Un concept interconnecté
Le concept de « Une seule santé » a vu le jour en 2004 et a été adopté par des institutions telles que l’Organisation des Nations unies pour l’alimentation et l’agriculture (FAO), le Programme des Nations unies pour l’environnement (PNUE), l’Organisation mondiale de la santé animale (OMSA) et l’Organisation mondiale de la santé (OMS). Il repose sur l'idée que la santé humaine, animale et environnementale sont étroitement liées.
- Environ 60 % des maladies infectieuses humaines sont d’origine animale.
- Près de 75 % des maladies infectieuses émergentes identifiées ces dernières décennies proviennent également d'animaux.
Objectifs du sommet
Le One Health Summit vise à anticiper les crises sanitaires en intégrant des facteurs souvent considérés séparément, tels que le climat, la biodiversité, les systèmes alimentaires et la pollution. Les discussions seront structurées autour de trois grands axes :
- Gouvernance : Améliorer la coordination internationale, le partage des données et la détection précoce des risques sanitaires, en réponse au désengagement des États-Unis et à leur retrait de l'OMS.
- Lutte contre les maladies transmissibles : Renforcer la surveillance des zoonoses et répondre à l’antibiorésistance.
- Maladies non transmissibles : Aborder les déterminants environnementaux tels que la pollution, l’alimentation et la dégradation des écosystèmes.
Thèmes clés du sommet
Quatre domaines spécifiques seront abordés lors des travaux thématiques :
- Réservoirs zoonotiques et vecteurs de maladies
- Résistance aux antimicrobiens : Responsable d'au moins 1,27 million de décès directs par an.

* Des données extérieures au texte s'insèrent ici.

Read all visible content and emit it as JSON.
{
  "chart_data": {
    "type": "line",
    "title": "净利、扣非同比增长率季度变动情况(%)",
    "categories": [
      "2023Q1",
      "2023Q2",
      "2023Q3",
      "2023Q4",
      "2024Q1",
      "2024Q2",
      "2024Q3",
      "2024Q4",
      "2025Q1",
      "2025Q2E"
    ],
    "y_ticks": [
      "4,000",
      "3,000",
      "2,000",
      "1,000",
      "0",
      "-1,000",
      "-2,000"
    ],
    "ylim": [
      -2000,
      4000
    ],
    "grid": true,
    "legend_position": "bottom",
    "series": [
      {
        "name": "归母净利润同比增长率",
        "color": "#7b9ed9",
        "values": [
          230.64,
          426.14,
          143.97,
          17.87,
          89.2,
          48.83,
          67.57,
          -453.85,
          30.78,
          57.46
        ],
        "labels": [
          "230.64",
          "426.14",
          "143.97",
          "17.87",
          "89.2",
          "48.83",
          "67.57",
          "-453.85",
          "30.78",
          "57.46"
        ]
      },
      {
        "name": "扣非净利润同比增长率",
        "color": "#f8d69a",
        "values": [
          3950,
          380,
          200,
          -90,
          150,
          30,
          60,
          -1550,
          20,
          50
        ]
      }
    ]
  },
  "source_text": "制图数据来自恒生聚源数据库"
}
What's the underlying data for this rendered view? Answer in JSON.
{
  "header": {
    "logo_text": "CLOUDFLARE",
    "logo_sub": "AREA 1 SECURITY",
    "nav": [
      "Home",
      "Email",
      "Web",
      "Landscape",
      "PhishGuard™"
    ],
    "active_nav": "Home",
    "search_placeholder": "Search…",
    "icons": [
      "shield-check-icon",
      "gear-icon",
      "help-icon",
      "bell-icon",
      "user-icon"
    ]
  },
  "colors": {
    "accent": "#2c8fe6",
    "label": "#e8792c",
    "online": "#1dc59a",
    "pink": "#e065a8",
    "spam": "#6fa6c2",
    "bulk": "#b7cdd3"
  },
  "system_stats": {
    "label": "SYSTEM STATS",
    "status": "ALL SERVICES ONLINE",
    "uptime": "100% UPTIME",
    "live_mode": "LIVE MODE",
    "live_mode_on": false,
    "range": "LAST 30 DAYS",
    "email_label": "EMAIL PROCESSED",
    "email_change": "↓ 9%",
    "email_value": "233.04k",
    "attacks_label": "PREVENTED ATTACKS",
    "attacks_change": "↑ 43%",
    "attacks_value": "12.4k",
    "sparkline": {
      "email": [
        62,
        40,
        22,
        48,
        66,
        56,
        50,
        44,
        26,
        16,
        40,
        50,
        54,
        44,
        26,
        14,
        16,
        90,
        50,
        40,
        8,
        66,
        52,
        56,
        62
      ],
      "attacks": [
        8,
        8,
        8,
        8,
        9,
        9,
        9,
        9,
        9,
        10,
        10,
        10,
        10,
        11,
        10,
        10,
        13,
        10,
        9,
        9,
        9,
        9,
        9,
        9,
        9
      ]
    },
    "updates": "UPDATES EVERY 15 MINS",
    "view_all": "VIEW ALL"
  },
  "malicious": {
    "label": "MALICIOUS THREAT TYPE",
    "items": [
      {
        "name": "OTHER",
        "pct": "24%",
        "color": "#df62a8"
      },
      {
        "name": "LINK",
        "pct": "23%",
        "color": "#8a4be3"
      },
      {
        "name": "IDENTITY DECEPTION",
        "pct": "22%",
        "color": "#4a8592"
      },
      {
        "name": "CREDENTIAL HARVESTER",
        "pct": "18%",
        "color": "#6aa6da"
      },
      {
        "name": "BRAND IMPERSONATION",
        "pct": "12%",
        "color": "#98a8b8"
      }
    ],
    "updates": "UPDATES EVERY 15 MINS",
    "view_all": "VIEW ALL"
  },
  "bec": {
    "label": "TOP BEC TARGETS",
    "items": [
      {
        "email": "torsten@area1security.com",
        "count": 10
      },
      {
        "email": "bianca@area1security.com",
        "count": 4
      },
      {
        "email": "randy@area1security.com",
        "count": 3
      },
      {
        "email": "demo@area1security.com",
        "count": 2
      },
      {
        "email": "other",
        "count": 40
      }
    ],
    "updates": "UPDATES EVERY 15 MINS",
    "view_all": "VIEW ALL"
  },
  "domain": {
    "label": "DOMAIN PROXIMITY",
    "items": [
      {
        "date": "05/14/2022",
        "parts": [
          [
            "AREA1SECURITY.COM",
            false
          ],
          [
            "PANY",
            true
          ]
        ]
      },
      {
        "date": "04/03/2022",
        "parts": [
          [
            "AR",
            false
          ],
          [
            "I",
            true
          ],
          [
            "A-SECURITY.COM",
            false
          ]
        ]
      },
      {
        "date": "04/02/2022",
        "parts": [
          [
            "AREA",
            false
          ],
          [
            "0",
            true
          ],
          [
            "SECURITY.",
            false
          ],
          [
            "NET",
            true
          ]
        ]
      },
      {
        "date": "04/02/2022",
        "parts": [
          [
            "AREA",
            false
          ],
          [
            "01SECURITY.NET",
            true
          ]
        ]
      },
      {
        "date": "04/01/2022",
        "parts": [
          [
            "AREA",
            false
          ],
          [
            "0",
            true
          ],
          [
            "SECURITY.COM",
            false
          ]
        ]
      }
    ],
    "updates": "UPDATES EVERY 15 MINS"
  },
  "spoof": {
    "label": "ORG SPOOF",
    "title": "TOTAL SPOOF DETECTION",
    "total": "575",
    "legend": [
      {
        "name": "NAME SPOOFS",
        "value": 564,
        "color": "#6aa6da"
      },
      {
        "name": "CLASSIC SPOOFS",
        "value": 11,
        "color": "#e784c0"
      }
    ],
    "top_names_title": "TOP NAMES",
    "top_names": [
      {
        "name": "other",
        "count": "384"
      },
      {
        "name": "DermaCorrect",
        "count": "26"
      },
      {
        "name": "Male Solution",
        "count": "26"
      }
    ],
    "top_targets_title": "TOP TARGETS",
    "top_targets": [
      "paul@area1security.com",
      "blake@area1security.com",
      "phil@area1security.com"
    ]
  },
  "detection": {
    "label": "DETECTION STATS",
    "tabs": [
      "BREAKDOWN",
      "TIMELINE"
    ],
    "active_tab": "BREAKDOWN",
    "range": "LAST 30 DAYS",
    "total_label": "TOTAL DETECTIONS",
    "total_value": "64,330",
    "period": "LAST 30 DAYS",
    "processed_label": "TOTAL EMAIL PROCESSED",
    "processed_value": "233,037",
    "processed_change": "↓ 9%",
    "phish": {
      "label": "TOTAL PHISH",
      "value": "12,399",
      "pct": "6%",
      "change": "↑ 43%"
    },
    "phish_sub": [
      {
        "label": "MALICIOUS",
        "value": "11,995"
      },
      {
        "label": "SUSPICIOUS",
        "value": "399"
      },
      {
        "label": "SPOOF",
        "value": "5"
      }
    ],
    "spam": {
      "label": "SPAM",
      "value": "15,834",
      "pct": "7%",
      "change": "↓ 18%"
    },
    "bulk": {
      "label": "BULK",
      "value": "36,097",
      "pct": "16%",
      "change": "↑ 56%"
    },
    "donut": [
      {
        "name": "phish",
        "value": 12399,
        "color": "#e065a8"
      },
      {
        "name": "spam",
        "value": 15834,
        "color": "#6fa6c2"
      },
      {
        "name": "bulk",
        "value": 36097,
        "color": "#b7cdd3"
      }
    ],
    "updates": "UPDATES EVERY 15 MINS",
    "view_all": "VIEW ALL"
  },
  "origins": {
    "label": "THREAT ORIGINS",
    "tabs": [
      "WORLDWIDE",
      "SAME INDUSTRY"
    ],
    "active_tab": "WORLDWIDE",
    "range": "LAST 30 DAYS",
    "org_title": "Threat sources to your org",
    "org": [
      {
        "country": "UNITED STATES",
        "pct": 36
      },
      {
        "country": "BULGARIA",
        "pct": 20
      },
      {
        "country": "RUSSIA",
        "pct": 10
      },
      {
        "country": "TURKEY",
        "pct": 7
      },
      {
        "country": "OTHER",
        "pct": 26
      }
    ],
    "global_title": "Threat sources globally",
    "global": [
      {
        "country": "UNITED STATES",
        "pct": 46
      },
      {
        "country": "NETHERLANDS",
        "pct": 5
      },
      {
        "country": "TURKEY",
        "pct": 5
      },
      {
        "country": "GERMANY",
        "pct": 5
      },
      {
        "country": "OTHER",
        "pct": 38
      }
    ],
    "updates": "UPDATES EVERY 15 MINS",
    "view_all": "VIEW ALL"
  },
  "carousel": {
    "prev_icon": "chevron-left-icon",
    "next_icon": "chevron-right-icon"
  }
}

- Systèmes alimentaires durables
- Exposition aux pollutions
Ces discussions doivent déboucher sur des annonces politiques regroupées dans les « Engagements de Lyon », attendues lors de la séquence de haut niveau du 7 avril.

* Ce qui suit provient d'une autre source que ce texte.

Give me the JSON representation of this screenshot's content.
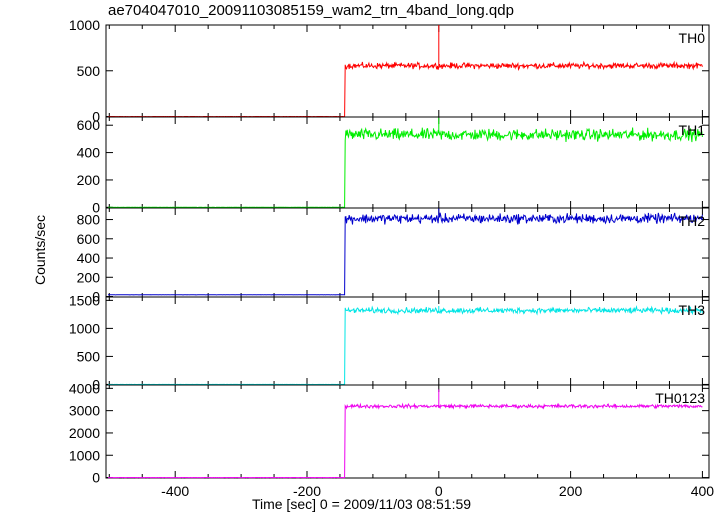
{
  "chart_data": {
    "type": "line",
    "title": "ae704047010_20091103085159_wam2_trn_4band_long.qdp",
    "xlabel": "Time [sec] 0 = 2009/11/03 08:51:59",
    "ylabel": "Counts/sec",
    "xlim": [
      -505,
      410
    ],
    "x_ticks": [
      -400,
      -200,
      0,
      200,
      400
    ],
    "step_time": -142,
    "grid": false,
    "panels": [
      {
        "name": "TH0",
        "color": "#ff0000",
        "ylim": [
          -5,
          1000
        ],
        "y_ticks": [
          0,
          500,
          1000
        ],
        "pre_level": 0,
        "post_level": 555,
        "noise": 22,
        "spike_x": 0,
        "spike_y": 1000
      },
      {
        "name": "TH1",
        "color": "#00ee00",
        "ylim": [
          -5,
          660
        ],
        "y_ticks": [
          0,
          200,
          400,
          600
        ],
        "pre_level": 0,
        "post_level": 530,
        "noise": 30,
        "spike_x": 0,
        "spike_y": 655
      },
      {
        "name": "TH2",
        "color": "#0000cc",
        "ylim": [
          -5,
          920
        ],
        "y_ticks": [
          0,
          200,
          400,
          600,
          800
        ],
        "pre_level": 18,
        "post_level": 810,
        "noise": 35,
        "spike_x": 0,
        "spike_y": 915
      },
      {
        "name": "TH3",
        "color": "#00e5e5",
        "ylim": [
          -10,
          1560
        ],
        "y_ticks": [
          0,
          500,
          1000,
          1500
        ],
        "pre_level": 0,
        "post_level": 1320,
        "noise": 35,
        "spike_x": 0,
        "spike_y": 1400
      },
      {
        "name": "TH0123",
        "color": "#ee00ee",
        "ylim": [
          -20,
          4150
        ],
        "y_ticks": [
          0,
          1000,
          2000,
          3000,
          4000
        ],
        "pre_level": 0,
        "post_level": 3200,
        "noise": 55,
        "spike_x": 0,
        "spike_y": 3950
      }
    ]
  }
}
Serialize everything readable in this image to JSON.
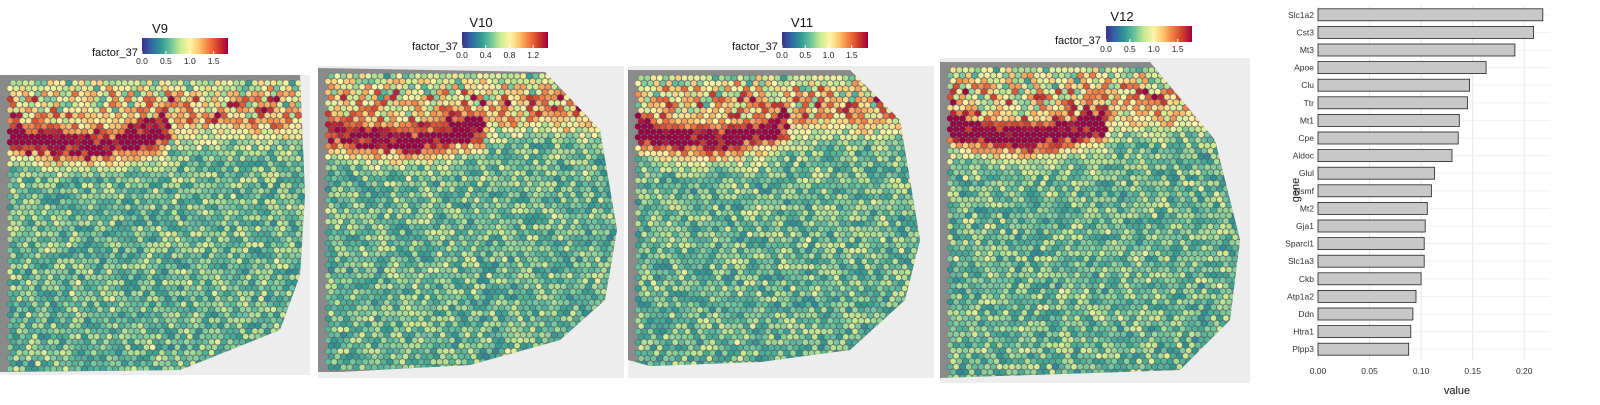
{
  "panels": [
    {
      "title": "V9",
      "legend": {
        "name": "factor_37",
        "ticks": [
          "0.0",
          "0.5",
          "1.0",
          "1.5"
        ],
        "min": 0,
        "max": 1.8
      }
    },
    {
      "title": "V10",
      "legend": {
        "name": "factor_37",
        "ticks": [
          "0.0",
          "0.4",
          "0.8",
          "1.2"
        ],
        "min": 0,
        "max": 1.45
      }
    },
    {
      "title": "V11",
      "legend": {
        "name": "factor_37",
        "ticks": [
          "0.0",
          "0.5",
          "1.0",
          "1.5"
        ],
        "min": 0,
        "max": 1.85
      }
    },
    {
      "title": "V12",
      "legend": {
        "name": "factor_37",
        "ticks": [
          "0.0",
          "0.5",
          "1.0",
          "1.5"
        ],
        "min": 0,
        "max": 1.8
      }
    }
  ],
  "colors": {
    "palette": [
      "#3d2f8c",
      "#3268a8",
      "#2f9b8f",
      "#6cc49c",
      "#c9e98e",
      "#fdf5a6",
      "#fdc36b",
      "#f47a3f",
      "#d13e2a",
      "#9e0142"
    ],
    "bar_fill": "#c8c8c8",
    "bar_stroke": "#222222",
    "grid": "#e6e6e6",
    "tissue_bg": "#8a8a8a"
  },
  "chart_data": [
    {
      "type": "heatmap",
      "description_type": "spatial",
      "panels": [
        "V9",
        "V10",
        "V11",
        "V12"
      ],
      "legend_title": "factor_37"
    },
    {
      "type": "bar",
      "orientation": "horizontal",
      "categories": [
        "Slc1a2",
        "Cst3",
        "Mt3",
        "Apoe",
        "Clu",
        "Ttr",
        "Mt1",
        "Cpe",
        "Aldoc",
        "Glul",
        "Nsmf",
        "Mt2",
        "Gja1",
        "Sparcl1",
        "Slc1a3",
        "Ckb",
        "Atp1a2",
        "Ddn",
        "Htra1",
        "Plpp3"
      ],
      "values": [
        0.218,
        0.209,
        0.191,
        0.163,
        0.147,
        0.145,
        0.137,
        0.136,
        0.13,
        0.113,
        0.11,
        0.106,
        0.104,
        0.103,
        0.103,
        0.1,
        0.095,
        0.092,
        0.09,
        0.088
      ],
      "xlabel": "value",
      "ylabel": "gene",
      "xlim": [
        0,
        0.225
      ],
      "xticks": [
        "0.00",
        "0.05",
        "0.10",
        "0.15",
        "0.20"
      ]
    }
  ]
}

Le rôle de la France dans la gouvernance sanitaire mondiale
Au-delà des annonces, la France cherche à réaffirmer son rôle dans la gouvernance sanitaire mondiale et à promouvoir un multilatéralisme d'action. Le sommet s’inscrit dans une dynamique plus large, incluant des initiatives telles que PREZODE, un réseau international de recherche dédié à la prévention des pandémies, ainsi que des discussions avec l’Organisation mondiale de la santé sur la réforme de l’architecture sanitaire mondiale.
Contexte économique et défis à relever
Cependant, cette ambition se heurte à un contexte économique et budgétaire contraint. La France a récemment décidé de réduire significativement sa contribution au Fonds mondial de lutte contre le sida, la tuberculose et le paludisme. Pour la période à venir, elle prévoit 660 millions d’euros, soit un milliard de moins que lors du cycle précédent.
Cette réduction est d'autant plus préoccupante que la France a été l'un des principaux contributeurs à ce mécanisme, essentiel dans la lutte internationale contre ces maladies. Ce décalage entre le leadership politique affiché et la contraction des moyens financiers constitue un enjeu majeur du sommet.
Vers un avenir plus résilient
Dans un environnement marqué par des tensions géopolitiques croissantes et la fragmentation des financements internationaux, la capacité à mobiliser des ressources durables sera déterminante pour crédibiliser les engagements pris à Lyon. La transformation du concept d'« Une seule santé » en actions concrètes pourrait avoir un impact significatif sur notre santé et celle de notre planète.